Five: Small framed pictures on the wall – we can’t lock them up – but we try to place a protective aura around them.
Six: Unscraped or partially scraped food dishes in the sink. OK, we do not wash dishes immediately after a meal. The first two cats followed an unwritten rule of staying off the kitchen counters, as least when we were awake. The intrepid Skeeter just leaps up and, I’ll admit, I have been so beguiled by his cute charm that I have not been a consistent or strict disciplinarian.
Seven: Dry cat food in the strong paper bags in which it is packaged by Purina and similar cat food companies. That Skeeter must have had quite a gala night tearing apart a twenty-pound bag which we thought was impregnable. The rest of the feline family also enjoyed the fruits of his attack on the sack.
What does NOT work to deter Skeeter:
Plastic carpet runner turned upside down like a bed of nails. This recommended anti-cat technic does nothing to discourage his exploring. He walks over it as if it is the sturdiest, smoothest surface.
Wet surfaces. The Goddess and Sammy thoroughly avoid freshly washed floors or a damp area where their water bowl may have sloshed over. On the contrary, Skeeter likes to hop into the shower after we humans have so considerately coated the bottom with water. He also likes to perch near a sink to swing at a trickle of water from a faucet.

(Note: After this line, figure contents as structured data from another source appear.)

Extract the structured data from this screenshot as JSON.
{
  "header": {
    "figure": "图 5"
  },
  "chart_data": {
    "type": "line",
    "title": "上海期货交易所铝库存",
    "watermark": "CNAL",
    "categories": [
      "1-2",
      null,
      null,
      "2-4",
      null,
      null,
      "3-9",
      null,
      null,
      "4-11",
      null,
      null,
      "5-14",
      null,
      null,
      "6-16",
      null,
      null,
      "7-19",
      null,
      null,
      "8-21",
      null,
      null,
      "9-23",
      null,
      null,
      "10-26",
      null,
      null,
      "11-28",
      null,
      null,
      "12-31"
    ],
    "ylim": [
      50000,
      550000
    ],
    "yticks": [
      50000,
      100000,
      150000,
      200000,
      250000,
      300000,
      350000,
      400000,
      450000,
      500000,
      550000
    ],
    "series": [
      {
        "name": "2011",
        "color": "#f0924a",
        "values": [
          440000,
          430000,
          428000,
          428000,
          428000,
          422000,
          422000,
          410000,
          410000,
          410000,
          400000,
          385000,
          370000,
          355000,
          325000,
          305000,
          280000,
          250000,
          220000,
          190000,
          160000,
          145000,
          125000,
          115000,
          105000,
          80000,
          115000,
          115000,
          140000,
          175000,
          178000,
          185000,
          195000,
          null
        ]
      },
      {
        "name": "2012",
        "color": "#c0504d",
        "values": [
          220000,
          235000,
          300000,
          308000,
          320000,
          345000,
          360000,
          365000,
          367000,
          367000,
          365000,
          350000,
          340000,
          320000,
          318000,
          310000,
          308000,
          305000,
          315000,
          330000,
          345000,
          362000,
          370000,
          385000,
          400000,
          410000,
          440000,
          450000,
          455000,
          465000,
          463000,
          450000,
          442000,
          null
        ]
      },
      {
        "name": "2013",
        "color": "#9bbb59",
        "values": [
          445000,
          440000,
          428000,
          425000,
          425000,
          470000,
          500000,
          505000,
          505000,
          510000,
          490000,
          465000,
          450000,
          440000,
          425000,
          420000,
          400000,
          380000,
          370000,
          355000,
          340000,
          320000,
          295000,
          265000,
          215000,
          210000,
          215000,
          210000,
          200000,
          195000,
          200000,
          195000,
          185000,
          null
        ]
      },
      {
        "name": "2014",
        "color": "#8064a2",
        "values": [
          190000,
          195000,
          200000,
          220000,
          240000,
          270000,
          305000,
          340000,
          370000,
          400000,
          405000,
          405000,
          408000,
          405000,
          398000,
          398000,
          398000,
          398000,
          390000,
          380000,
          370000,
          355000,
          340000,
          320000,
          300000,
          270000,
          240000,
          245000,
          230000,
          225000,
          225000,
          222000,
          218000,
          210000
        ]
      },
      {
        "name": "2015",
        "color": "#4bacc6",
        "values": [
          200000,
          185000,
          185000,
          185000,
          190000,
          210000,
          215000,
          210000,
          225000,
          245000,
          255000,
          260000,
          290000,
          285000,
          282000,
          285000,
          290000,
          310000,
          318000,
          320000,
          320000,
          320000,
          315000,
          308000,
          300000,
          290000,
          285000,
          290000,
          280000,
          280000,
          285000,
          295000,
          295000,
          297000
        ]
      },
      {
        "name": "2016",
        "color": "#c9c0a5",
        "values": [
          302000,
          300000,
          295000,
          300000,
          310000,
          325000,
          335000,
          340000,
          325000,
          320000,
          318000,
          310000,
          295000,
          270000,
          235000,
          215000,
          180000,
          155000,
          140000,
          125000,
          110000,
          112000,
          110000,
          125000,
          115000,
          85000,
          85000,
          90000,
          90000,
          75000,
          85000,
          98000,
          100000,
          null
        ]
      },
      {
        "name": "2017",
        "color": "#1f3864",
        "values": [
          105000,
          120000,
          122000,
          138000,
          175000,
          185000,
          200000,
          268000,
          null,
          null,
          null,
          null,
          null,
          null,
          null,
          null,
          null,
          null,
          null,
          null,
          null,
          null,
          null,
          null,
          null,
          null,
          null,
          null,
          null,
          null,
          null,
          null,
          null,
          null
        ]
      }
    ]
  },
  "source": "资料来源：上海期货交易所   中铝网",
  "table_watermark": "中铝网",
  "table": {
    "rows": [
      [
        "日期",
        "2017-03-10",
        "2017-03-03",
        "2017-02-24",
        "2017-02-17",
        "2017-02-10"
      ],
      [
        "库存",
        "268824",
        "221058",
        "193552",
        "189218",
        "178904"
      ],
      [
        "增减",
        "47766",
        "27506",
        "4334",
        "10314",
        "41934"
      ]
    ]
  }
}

What makes Skeeter instantly appear:
Opening the door to one of the rooms we have forbidden to the cats.
Pouring cat food.
Another cat crying in distress.
Cleaning the litter box. Oh, how he feels a great personal responsibility to monitor the litter boxes! The moment a human starts scraping the litter and removing what needs to go, he is there. At first, Skeeter tried batting the scoop to upset it and cause the droppings to fall back into the box. Now, he knows not to do that, but his ear to paw coordination amazes us. Skeeter lies on the floor outside the big red litter box batting precisely where the scoop is working inside.
When we are finished, his intense sense of his little world and what makes order in it consumes him. Skeeter jumps in immediately after we are done to replace what rightfully belongs there. What a dear little Nixnuts!
It is very good
Life hasn’t been the same since our little furball of bubbly joie de vivre came to our family. Is our Skeeter channeling the energetic spirit of Marley the dog? Whatever the source of his personality, we wouldn’t have it any other way. Sometimes Fate knows better than our conscious minds what we need.